357. Le Comité a recommandé que l'Italie élargisse la législation en vigueur et promulgue éventuellement de nouvelles lois pour lutter efficacement contre la discrimination indirecte. Il a souligné l'importance des mesures destinées à sensibiliser les juges, les avocats et le personnel chargé de l'application des lois à ce phénomène ainsi qu'aux obligations internationales contractées par l'Italie, notamment dans le cadre de la Convention sur l'élimination de toutes les formes de discrimination à l'égard des femmes.

358. Le Comité a demandé en outre au Gouvernement de présenter des informations détaillées évaluant l'impact de la législation et des politiques relatives à l'égalité des femmes et à la lutte contre la discrimination pour le prochain rapport que l'Italie soumettra au Comité.

359. Le Comité a instamment prié le Gouvernement italien de lancer des campagnes de sensibilisation à la violence domestique et à ses diverses manifestations (sexuelles, physiques, etc.) afin de protéger les droits fondamentaux des femmes et des fillettes au sein de la famille. Il a recommandé en particulier que des mesures soient prises pour encourager les femmes à porter plainte en cas de violence et que des mécanismes soient mis en place pour que ces plaintes soient traitées avec efficacité et dans les meilleurs délais. Il a recommandé que les professionnels de la santé reçoivent une formation au traitement et à la gestion des cas de violence familiale. Le Comité a également recommandé l'adoption de mesures visant à accroître le nombre de foyers d'accueil destinés aux victimes d'actes de violence familiale dans toute l'Italie.

360. Le Comité a recommandé vivement que le Gouvernement prenne des mesures pour que les femmes, surtout dans le sud du pays, puissent exercer leurs droits en matière de reproduction, entre autres, pour leur donner accès à des services d'avortement sans risques dans les hôpitaux publics.

361. Le Comité a instamment prié le Gouvernement italien de prendre les dispositions nécessaires pour que les ONG participent à l'établissement du prochain rapport au Comité.

362. Le Comité a recommandé à l'Italie, qui est membre de l'Union européenne, de prendre des initiatives concrètes pour encourager l'Union à accepter la Convention en tant que déclaration fondamentale des droits de la femme.

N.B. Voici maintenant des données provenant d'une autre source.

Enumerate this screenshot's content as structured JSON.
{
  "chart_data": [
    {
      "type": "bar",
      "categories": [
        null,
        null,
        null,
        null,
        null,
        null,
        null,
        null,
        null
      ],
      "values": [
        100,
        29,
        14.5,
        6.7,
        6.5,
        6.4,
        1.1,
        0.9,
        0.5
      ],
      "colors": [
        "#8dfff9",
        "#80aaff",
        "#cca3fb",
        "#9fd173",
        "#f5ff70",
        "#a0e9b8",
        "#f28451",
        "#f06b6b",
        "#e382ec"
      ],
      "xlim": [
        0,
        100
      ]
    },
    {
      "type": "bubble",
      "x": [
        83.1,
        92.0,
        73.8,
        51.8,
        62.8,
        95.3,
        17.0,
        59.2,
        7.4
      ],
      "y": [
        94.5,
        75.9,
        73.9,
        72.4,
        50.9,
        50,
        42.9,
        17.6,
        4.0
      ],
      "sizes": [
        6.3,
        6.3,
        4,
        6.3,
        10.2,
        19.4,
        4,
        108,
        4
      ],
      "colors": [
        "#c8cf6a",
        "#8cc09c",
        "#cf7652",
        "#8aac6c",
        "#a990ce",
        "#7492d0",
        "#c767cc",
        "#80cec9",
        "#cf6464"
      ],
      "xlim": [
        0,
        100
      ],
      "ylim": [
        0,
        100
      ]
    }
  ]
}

363. Le Comité a recommandé que l'Italie veille à ce que toutes les femmes disposent d'un revenu suffisant et que les maris et les pères soient obligés d'assurer leur soutien financier. Il a aussi recommandé que le Gouvernement adopte des mesures pour assurer le respect de l'obligation de versement des pensions alimentaires et d'une part équitable des avoirs matrimoniaux, notamment des mesures qui permettent aux tribunaux d'annuler les dispositions qui ont pour but ou pour effet de dissimuler des avoirs et des revenus et privent donc les femmes des ressources auxquelles elles ont droit.

364. Le Comité a demandé au Gouvernement italien de diffuser largement les présentes conclusions dans tout le pays afin que chacun soit au courant des mesures qui sont prises en application de la Convention et de celles qui restent à prendre pour que les femmes parviennent à une égalité de fait.